SQL Database の DTU (Database Throughput Unit )について

いろいろと誤解を生む可能性がある DTU (Database Throughput Unit)について、私の理解を書いておきます。

様々な機能が次々とリリースされている Microsoft Azure ですが、先日、SQL Database の新しいサービス階層のプレビューが始まりました。この新しいサービス階層の中で定義されたのが、DTU ( Database Throughtput Unit )です。
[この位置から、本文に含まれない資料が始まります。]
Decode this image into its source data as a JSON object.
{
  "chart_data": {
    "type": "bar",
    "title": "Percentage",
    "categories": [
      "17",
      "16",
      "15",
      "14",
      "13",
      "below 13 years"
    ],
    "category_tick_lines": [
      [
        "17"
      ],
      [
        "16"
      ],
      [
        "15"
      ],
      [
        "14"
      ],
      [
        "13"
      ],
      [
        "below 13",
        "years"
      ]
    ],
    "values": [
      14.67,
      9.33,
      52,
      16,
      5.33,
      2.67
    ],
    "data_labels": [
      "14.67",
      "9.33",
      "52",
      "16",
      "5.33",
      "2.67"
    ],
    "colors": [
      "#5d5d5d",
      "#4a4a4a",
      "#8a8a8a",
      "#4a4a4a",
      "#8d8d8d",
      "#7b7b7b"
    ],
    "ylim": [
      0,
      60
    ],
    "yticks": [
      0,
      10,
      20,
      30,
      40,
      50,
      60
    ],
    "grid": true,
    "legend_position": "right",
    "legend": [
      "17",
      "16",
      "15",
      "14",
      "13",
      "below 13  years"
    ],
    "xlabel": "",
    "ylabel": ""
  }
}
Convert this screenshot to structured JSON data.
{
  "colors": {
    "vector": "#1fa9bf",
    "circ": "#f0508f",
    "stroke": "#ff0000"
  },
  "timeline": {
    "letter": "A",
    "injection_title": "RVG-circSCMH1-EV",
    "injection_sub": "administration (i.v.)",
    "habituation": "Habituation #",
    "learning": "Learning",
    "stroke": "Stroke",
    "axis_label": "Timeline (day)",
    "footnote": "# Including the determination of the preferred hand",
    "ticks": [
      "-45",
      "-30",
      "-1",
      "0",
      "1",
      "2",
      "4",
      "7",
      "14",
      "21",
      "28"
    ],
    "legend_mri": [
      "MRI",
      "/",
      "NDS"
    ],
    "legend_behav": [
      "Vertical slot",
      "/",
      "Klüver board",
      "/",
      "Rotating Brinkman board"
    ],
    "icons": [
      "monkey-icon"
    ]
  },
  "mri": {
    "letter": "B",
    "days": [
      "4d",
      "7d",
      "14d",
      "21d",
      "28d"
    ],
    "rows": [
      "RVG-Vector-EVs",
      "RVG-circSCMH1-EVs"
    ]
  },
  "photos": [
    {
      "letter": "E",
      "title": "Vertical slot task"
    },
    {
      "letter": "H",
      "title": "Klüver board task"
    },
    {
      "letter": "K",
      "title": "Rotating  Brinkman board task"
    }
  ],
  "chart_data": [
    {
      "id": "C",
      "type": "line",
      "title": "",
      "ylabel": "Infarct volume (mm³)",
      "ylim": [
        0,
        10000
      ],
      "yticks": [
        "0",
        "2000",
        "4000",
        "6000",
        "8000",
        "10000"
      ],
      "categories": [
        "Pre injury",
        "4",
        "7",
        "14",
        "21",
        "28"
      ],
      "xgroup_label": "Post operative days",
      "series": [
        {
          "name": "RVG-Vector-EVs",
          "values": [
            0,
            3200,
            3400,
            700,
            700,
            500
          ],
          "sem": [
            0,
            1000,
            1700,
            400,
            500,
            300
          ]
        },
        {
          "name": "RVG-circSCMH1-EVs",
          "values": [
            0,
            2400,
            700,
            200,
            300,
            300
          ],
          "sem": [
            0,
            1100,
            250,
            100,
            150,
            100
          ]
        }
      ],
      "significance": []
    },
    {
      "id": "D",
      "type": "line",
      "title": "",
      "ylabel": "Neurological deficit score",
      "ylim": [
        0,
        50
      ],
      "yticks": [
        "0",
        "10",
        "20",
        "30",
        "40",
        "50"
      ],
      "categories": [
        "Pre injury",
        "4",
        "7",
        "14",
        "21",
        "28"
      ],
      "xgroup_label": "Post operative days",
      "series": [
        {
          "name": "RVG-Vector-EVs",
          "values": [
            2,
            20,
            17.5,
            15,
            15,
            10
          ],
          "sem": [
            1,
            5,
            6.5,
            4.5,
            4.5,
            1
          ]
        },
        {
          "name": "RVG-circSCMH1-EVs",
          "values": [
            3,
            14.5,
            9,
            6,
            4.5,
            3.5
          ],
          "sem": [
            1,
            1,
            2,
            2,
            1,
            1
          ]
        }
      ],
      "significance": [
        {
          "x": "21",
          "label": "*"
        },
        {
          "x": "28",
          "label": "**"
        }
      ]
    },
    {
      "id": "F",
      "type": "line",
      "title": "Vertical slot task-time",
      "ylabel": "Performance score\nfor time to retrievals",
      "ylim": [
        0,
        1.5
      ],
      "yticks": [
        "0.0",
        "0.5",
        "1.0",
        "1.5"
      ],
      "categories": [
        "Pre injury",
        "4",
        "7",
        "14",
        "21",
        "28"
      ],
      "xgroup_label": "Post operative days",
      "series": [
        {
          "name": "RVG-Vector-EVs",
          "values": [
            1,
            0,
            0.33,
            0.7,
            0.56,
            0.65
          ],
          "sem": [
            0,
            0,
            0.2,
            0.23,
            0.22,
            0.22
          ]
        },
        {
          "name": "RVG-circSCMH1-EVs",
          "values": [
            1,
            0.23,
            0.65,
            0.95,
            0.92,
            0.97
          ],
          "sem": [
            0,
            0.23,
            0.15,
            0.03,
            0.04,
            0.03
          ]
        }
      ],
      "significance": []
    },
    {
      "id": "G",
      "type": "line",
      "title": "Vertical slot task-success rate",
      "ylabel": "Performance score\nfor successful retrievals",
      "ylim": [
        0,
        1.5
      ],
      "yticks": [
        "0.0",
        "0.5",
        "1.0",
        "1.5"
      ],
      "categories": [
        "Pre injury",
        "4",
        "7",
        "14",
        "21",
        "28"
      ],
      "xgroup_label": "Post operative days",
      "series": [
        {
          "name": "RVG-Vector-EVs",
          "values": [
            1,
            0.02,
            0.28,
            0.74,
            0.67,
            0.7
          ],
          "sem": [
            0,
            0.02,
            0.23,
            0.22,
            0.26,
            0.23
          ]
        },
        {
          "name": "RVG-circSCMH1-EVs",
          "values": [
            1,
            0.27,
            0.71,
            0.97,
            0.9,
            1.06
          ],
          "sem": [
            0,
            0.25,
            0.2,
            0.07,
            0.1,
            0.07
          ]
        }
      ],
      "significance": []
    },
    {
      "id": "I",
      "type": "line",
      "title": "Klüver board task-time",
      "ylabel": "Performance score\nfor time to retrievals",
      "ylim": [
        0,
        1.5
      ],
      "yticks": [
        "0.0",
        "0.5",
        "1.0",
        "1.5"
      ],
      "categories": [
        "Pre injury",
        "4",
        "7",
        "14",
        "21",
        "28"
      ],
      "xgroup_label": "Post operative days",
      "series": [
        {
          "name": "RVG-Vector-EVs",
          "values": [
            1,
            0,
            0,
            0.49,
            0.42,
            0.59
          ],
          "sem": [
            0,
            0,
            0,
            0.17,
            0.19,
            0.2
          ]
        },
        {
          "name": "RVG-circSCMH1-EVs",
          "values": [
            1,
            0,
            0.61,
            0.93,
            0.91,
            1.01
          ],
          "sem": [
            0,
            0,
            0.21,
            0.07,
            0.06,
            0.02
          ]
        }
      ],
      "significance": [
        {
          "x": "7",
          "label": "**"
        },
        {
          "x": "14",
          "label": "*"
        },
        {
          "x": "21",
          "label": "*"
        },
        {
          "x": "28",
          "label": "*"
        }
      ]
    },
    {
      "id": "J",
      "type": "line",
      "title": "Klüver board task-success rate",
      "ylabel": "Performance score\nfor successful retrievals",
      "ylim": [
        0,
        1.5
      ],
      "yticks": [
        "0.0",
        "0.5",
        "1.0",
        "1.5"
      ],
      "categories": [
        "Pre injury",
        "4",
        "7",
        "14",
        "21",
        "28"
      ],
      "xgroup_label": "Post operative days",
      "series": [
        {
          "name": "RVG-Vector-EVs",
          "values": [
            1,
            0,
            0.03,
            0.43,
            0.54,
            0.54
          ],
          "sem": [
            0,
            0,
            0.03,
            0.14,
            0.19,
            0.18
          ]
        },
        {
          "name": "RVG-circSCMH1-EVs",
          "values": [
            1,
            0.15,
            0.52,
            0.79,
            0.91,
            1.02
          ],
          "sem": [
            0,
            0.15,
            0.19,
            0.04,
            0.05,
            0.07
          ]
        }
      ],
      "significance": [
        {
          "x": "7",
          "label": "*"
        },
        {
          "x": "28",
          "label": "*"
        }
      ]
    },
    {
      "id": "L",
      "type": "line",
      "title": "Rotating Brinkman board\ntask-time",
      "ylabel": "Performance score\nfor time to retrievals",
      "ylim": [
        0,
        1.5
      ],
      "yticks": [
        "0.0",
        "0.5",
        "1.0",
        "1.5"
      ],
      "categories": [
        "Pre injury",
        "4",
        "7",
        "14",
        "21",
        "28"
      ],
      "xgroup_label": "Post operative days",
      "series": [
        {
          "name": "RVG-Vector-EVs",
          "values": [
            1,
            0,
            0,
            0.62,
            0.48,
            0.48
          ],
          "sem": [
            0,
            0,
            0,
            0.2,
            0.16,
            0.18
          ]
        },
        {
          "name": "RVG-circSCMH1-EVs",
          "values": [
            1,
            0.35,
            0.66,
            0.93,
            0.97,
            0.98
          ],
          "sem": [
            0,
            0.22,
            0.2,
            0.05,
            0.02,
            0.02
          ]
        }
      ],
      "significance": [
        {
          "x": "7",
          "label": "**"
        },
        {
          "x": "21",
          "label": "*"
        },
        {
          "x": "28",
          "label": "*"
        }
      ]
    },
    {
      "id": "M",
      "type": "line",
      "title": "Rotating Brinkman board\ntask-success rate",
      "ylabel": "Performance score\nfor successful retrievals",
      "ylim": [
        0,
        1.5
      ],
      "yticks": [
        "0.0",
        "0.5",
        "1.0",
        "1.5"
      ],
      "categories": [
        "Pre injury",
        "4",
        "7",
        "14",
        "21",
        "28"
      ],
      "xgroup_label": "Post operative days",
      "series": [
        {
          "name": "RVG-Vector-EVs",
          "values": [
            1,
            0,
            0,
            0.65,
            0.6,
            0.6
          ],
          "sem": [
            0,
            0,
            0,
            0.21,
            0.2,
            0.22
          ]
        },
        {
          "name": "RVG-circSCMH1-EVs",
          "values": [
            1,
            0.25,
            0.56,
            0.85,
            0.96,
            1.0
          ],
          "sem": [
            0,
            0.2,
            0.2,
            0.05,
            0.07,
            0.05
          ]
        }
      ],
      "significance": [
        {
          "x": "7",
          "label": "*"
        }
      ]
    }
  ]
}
この DTU ですが、その名の通り単位になっており、オンラインマニュアルには 5 DTU は1DTUの5倍のパフォーマンス レベル です、という記載もあります。

Database Throughput Unit (DTU): The resources powering each performance level are represented in DTUs. It combines CPU, memory, physical reads, and transaction log writes into a single unit. A performance level with 5 DTUs has five times more power than a performance level with 1 DTU.

では、このDTU。「値が5倍になる」と「パフォーマンスが5倍になる」のでしょうか。

この質問への答えは、ワークロードによって異なる結果が得られます、になります。

上記を引用した オンラインマニュアル を注意深く読んでいただく必要があるのですが、DTU はAzure SQL Database Benchmark (ASDB) というベンチマークの結果に基づいたパフォーマンス レベルの指標値であり、パフォーマンスそのものを定義するものではありません。サービスとしてご利用いただくにあたって、機器のカタログ スペックを実際に得られるパフォーマンスのレベルに置き換えた値といってもよいかもしれません。例えば、 Basic の場合は1CPU、1GBメモリ、500IOPS、Standard S1の場合は2CPU、4GBメモリ、1000IOPS (左記は説明のための適当な値です。実際のリソース量とは異なります)のように、具体的に割り当てられているリソースは決まっており、これらをそのまま表記するのではなく、ASDB によるベンチマークの結果からトランザクション レートを計算し、Basic の5トランザクション/秒というパフォーマンスを 1DTU、Standard S1はおよそ5倍の28トランザクション/秒のパフォーマンスであったために5DTU、というように表現されています。

このように、ベンチマークの結果から定義しているため、実際のリソースは DTU のように5倍、25倍と割り当て量が増えている訳ではありません。これが「パフォーマンスが5倍にならない」の理由です。

ここまで書くと、どう選べばよいのでしょうか?という疑問も出てくるかもしれませんが、そこはクラウドらしく様子を見ながら徐々にスケールアップしていくのがよいと思っています。